TAMPA, Fla. — It’s a moment and story that Chantal Hevia won’t soon forget.
“It was sort of like this weight of history in my hand,” Hevia, CEO of the Ybor City Museum Society, said.
She recently found out that Tampa Councilman Luis Viera had been in contact with Ignacio Martinez-Ybor, a descendent of cigar magnate Vicente Martinez-Ybor.
But it wasn’t about that piece of rich history that molded the beginning of Tampa.
It was about Vicente’s grandson, Salvador.
“We’re here today to honor a man whose name too many of us do not know, but is so very relevant to our city of Tampa and to the very concept of American honor,” said Viera.
In the early 20th century, Salvador lived in the Tampa area but had moved back and was living in Cuba in the late 30s and early 40s. Then Pearl Harbor happened.
“Ybor was a son of wealth who left a life of affluence and peace in Cuba to come back to his native United States, to take up arms for the United States in World War Two,” Viera said.
He ended up fighting for his country and paid the ultimate price doing so.
In the years following, belongings from Salvador’s time in service would be sent to his nephew, Ignacio.

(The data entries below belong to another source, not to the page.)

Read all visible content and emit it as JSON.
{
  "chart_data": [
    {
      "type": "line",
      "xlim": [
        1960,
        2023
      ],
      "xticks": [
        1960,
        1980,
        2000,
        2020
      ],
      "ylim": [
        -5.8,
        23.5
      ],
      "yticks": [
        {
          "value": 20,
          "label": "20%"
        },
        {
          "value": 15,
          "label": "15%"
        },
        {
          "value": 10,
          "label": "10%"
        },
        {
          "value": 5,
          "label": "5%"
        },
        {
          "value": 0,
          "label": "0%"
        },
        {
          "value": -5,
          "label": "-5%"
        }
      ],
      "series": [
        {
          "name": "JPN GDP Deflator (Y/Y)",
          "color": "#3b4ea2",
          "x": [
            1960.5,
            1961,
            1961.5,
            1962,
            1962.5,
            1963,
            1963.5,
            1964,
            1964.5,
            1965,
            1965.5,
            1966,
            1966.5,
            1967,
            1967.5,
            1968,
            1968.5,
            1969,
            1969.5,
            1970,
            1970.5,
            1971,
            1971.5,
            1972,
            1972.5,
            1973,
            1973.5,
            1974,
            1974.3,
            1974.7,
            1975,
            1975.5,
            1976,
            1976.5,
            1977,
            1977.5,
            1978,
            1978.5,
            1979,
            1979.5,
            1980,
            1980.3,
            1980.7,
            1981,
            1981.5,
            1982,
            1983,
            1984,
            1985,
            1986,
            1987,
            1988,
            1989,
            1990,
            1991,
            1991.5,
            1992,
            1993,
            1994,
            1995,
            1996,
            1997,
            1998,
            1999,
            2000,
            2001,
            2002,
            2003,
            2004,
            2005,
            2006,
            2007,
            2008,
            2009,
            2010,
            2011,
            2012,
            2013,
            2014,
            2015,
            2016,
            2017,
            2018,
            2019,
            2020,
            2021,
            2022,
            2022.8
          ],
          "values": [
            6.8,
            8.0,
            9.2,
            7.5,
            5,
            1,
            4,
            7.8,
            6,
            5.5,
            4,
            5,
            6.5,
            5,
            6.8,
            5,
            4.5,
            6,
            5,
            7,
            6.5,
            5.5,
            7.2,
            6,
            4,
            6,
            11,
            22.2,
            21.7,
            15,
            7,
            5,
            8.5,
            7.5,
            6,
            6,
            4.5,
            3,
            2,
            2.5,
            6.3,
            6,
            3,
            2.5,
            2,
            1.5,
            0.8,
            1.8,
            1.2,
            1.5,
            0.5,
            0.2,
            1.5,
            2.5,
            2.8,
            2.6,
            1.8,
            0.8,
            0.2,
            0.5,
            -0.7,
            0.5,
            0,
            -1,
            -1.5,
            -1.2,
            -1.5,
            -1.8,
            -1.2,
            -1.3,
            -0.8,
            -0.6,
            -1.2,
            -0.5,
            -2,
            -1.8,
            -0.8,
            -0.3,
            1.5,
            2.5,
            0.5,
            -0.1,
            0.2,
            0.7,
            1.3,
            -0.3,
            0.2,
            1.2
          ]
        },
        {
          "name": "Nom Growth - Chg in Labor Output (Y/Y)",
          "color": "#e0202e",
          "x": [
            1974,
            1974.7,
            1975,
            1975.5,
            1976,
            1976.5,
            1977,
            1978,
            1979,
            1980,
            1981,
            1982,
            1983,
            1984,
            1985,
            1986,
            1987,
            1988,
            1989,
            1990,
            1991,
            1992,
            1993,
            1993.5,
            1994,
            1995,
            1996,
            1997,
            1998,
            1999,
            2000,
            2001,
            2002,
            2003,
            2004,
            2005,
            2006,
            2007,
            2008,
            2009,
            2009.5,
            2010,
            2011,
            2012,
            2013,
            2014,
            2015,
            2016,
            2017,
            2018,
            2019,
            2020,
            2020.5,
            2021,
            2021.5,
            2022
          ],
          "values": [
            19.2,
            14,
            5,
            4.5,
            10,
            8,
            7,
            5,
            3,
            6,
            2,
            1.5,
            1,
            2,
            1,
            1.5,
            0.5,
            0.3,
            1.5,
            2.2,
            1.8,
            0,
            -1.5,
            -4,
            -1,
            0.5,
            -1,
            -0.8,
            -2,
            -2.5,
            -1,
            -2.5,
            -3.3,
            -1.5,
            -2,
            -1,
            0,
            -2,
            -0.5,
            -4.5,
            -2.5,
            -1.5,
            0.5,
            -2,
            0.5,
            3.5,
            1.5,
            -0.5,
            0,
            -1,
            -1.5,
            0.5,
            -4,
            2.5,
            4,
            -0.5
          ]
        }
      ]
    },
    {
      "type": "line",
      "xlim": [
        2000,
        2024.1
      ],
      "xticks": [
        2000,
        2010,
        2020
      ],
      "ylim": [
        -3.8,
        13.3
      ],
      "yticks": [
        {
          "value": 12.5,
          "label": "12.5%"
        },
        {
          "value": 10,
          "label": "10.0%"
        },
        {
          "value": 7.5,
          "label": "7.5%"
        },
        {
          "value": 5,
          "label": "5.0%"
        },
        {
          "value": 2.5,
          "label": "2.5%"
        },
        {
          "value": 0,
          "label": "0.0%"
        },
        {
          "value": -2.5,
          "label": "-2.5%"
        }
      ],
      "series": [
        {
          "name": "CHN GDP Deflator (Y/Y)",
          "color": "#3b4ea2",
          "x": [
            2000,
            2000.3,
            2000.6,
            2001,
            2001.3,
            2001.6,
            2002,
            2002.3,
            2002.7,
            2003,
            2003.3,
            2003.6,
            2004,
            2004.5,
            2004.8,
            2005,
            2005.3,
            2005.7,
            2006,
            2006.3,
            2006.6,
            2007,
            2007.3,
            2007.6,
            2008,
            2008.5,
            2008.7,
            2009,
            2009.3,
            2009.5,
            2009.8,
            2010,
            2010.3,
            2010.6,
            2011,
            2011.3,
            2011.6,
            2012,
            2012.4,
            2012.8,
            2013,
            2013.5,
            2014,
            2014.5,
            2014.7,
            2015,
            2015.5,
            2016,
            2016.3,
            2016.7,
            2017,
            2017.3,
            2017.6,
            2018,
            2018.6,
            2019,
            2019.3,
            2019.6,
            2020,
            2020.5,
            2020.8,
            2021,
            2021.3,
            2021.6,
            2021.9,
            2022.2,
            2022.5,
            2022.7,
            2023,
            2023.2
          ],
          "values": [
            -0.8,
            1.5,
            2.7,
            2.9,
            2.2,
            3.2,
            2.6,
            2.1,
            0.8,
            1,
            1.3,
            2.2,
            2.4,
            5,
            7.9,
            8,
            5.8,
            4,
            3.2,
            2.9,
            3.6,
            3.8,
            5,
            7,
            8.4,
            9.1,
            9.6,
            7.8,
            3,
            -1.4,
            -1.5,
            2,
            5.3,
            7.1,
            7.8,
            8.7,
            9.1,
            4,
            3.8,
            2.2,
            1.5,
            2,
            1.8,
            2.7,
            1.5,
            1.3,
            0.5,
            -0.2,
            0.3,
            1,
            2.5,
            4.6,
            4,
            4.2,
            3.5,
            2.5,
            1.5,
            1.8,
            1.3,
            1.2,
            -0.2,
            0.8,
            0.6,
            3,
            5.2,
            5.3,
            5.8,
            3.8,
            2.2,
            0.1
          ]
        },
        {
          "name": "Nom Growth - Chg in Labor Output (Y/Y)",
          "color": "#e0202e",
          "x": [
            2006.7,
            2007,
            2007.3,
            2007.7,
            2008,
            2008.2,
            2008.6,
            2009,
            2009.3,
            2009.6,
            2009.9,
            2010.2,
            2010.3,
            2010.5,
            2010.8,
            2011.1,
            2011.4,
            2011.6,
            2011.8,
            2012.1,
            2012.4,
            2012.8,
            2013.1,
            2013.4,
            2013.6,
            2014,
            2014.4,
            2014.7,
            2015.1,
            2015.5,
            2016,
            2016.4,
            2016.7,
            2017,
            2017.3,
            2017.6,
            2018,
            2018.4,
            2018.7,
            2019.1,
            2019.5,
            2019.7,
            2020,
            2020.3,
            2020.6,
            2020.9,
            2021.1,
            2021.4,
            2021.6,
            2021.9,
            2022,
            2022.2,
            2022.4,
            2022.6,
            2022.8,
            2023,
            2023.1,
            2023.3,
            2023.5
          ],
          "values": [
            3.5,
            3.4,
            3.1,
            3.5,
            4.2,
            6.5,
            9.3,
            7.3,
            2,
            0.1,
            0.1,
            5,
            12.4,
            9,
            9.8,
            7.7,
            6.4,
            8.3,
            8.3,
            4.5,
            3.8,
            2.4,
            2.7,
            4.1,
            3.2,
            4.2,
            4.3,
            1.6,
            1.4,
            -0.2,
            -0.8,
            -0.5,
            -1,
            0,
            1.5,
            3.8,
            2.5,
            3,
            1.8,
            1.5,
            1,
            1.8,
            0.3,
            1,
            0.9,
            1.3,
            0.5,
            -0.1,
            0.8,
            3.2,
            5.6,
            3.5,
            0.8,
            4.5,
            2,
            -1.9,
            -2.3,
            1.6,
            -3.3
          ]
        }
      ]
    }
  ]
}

One of those belongings was one of the highest honors a soldier can get: a purple heart.
“Ignacio would keep that purple heart from the age of four to until about a week ago when he would give it in Miami for it to be transferred over to this museum,” Viera said.
And although Ignacio is in his 80s now and was too sick to make the trip to Tampa, Salvador’s purple heart could come back to the Ybor’s home in the city named after his family.
“It represents not only Salvador Martinez-Ybor, but all those who have received Purple Hearts or who have fought for us,” Hevia said.
The purple heart is going to be placed in the Ybor City Museum State Park in an exhibit called made in the USA.
In commemoration of this moment, gold star families from Tampa were invited to speak in honor of Salvador and all the other men and women who have died while serving our country.
Their message is simple: remember their names and never forget their sacrifice.
“We’re proud of them and we are grateful for them and we owe them all a debt,” said Kelly Kowall, a gold star parent.
With Martinez-Ybor’s purple heart, Ybor City can now reflect and remember someone whose family helped shape Tampa into what it is today.